Aug. 2 (UPI) — During an Adriatic Charter Summit speech in Montenegro, U.S. Vice President Mike Pence said the White House is committed to increasing NATO membership, citing “America first does not mean America alone.”
Pence made the remarks in Montenegro’s capital city of Podgorica on Wednesday.
Montenegro and the Republic of Macedonia co-hosted the Adriatic Charter Summit — attended by Pence and the leaders of other fellow charter members: Albania, Bosnia and Herzegovina, Croatia, Macedonia, Montenegro and Slovenia.
Kosovo, which has applied to become a charter member, also attended the summit, along with Serbia, an observer.
Pence said President Donald Trump sent him to Montenegro as the first U.S. vice president to visit the country to “celebrate the progress of the western Balkans here at this historic Adriatic Charter Summit.”
Pence said Trump sending him to the summit is a sign of the administration’s “enduring commitment” to western Balkans.

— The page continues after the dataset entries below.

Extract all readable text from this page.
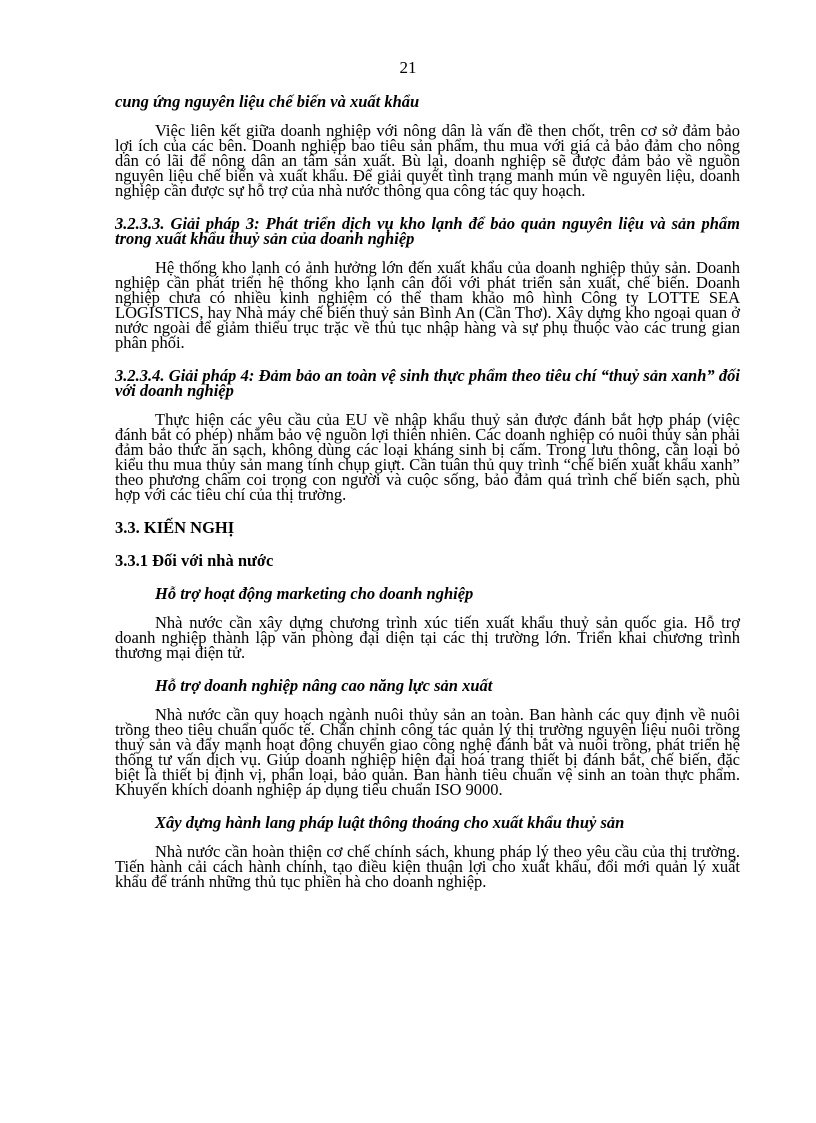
21

cung ứng nguyên liệu chế biến và xuất khẩu

Việc liên kết giữa doanh nghiệp với nông dân là vấn đề then chốt, trên cơ sở đảm bảo lợi ích của các bên. Doanh nghiệp bao tiêu sản phẩm, thu mua với giá cả bảo đảm cho nông dân có lãi để nông dân an tâm sản xuất. Bù lại, doanh nghiệp sẽ được đảm bảo về nguồn nguyên liệu chế biến và xuất khẩu. Để giải quyết tình trạng manh mún về nguyên liệu, doanh nghiệp cần được sự hỗ trợ của nhà nước thông qua công tác quy hoạch.

3.2.3.3. Giải pháp 3: Phát triển dịch vụ kho lạnh để bảo quản nguyên liệu và sản phẩm trong xuất khẩu thuỷ sản của doanh nghiệp

Hệ thống kho lạnh có ảnh hưởng lớn đến xuất khẩu của doanh nghiệp thủy sản. Doanh nghiệp cần phát triển hệ thống kho lạnh cân đối với phát triển sản xuất, chế biến. Doanh nghiệp chưa có nhiều kinh nghiệm có thể tham khảo mô hình Công ty LOTTE SEA LOGISTICS, hay Nhà máy chế biến thuỷ sản Bình An (Cần Thơ). Xây dựng kho ngoại quan ở nước ngoài để giảm thiểu trục trặc về thủ tục nhập hàng và sự phụ thuộc vào các trung gian phân phối.

3.2.3.4. Giải pháp 4: Đảm bảo an toàn vệ sinh thực phẩm theo tiêu chí “thuỷ sản xanh” đối với doanh nghiệp

Thực hiện các yêu cầu của EU về nhập khẩu thuỷ sản được đánh bắt hợp pháp (việc đánh bắt có phép) nhằm bảo vệ nguồn lợi thiên nhiên. Các doanh nghiệp có nuôi thủy sản phải đảm bảo thức ăn sạch, không dùng các loại kháng sinh bị cấm. Trong lưu thông, cần loại bỏ kiểu thu mua thủy sản mang tính chụp giựt. Cần tuân thủ quy trình “chế biến xuất khẩu xanh” theo phương châm coi trọng con người và cuộc sống, bảo đảm quá trình chế biến sạch, phù hợp với các tiêu chí của thị trường.

3.3. KIẾN NGHỊ

3.3.1 Đối với nhà nước

Hỗ trợ hoạt động marketing cho doanh nghiệp

Nhà nước cần xây dựng chương trình xúc tiến xuất khẩu thuỷ sản quốc gia. Hỗ trợ doanh nghiệp thành lập văn phòng đại diện tại các thị trường lớn. Triển khai chương trình thương mại điện tử.

Hỗ trợ doanh nghiệp nâng cao năng lực sản xuất

Nhà nước cần quy hoạch ngành nuôi thủy sản an toàn. Ban hành các quy định về nuôi trồng theo tiêu chuẩn quốc tế. Chấn chỉnh công tác quản lý thị trường nguyên liệu nuôi trồng thuỷ sản và đẩy mạnh hoạt động chuyển giao công nghệ đánh bắt và nuôi trồng, phát triển hệ thống tư vấn dịch vụ. Giúp doanh nghiệp hiện đại hoá trang thiết bị đánh bắt, chế biến, đặc biệt là thiết bị định vị, phân loại, bảo quản. Ban hành tiêu chuẩn vệ sinh an toàn thực phẩm. Khuyến khích doanh nghiệp áp dụng tiêu chuẩn ISO 9000.

Xây dựng hành lang pháp luật thông thoáng cho xuất khẩu thuỷ sản

Nhà nước cần hoàn thiện cơ chế chính sách, khung pháp lý theo yêu cầu của thị trường. Tiến hành cải cách hành chính, tạo điều kiện thuận lợi cho xuất khẩu, đổi mới quản lý xuất khẩu để tránh những thủ tục phiền hà cho doanh nghiệp.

“The Adriatic Charter has played a leading role in bringing the western Balkans into unity with Europe and alliance with the North Atlantic Treaty Organization and, under President Donald Trump, the United States of America will continue to support each of you as you pursue this future together,” Pence said.
Pence said the White House is committed to a Europe that is “whole, free and at peace,” adding that the United States supports Kosovo in becoming a full member of the charter.
Montenegro became the latest charter member to successfully join NATO as the alliance’s 29th member.
Pence said Montenegro’s ascension into the most powerful alliance in the world means NATO’s door is open for new members.
“Under President Trump, the policy of the United States will always be to put the security and prosperity of America first — but as the president has made clear, and I hope as my presence here today demonstrates, America first does not mean America alone,” Pence said. “The bond between the United States and Europe has been, is now and always will be essential for we are stronger together than we will ever be apart.”
The Adriatic Charter — formally ratified in 2003 — is an association of countries designed to help founding and new members become members of the North Atlantic Treaty Organization alliance. Albania and Croatia became NATO members in 2009 and Montenegro became a NATO member in 2017.
During the summit, the regional leaders discussed “advancing the Euro-Atlantic aspirations of countries in the region, advancing reforms, promoting regional reconciliation and joint contribution to regional and global stability,” the U.S. Embassy in Montenegro said in a statement.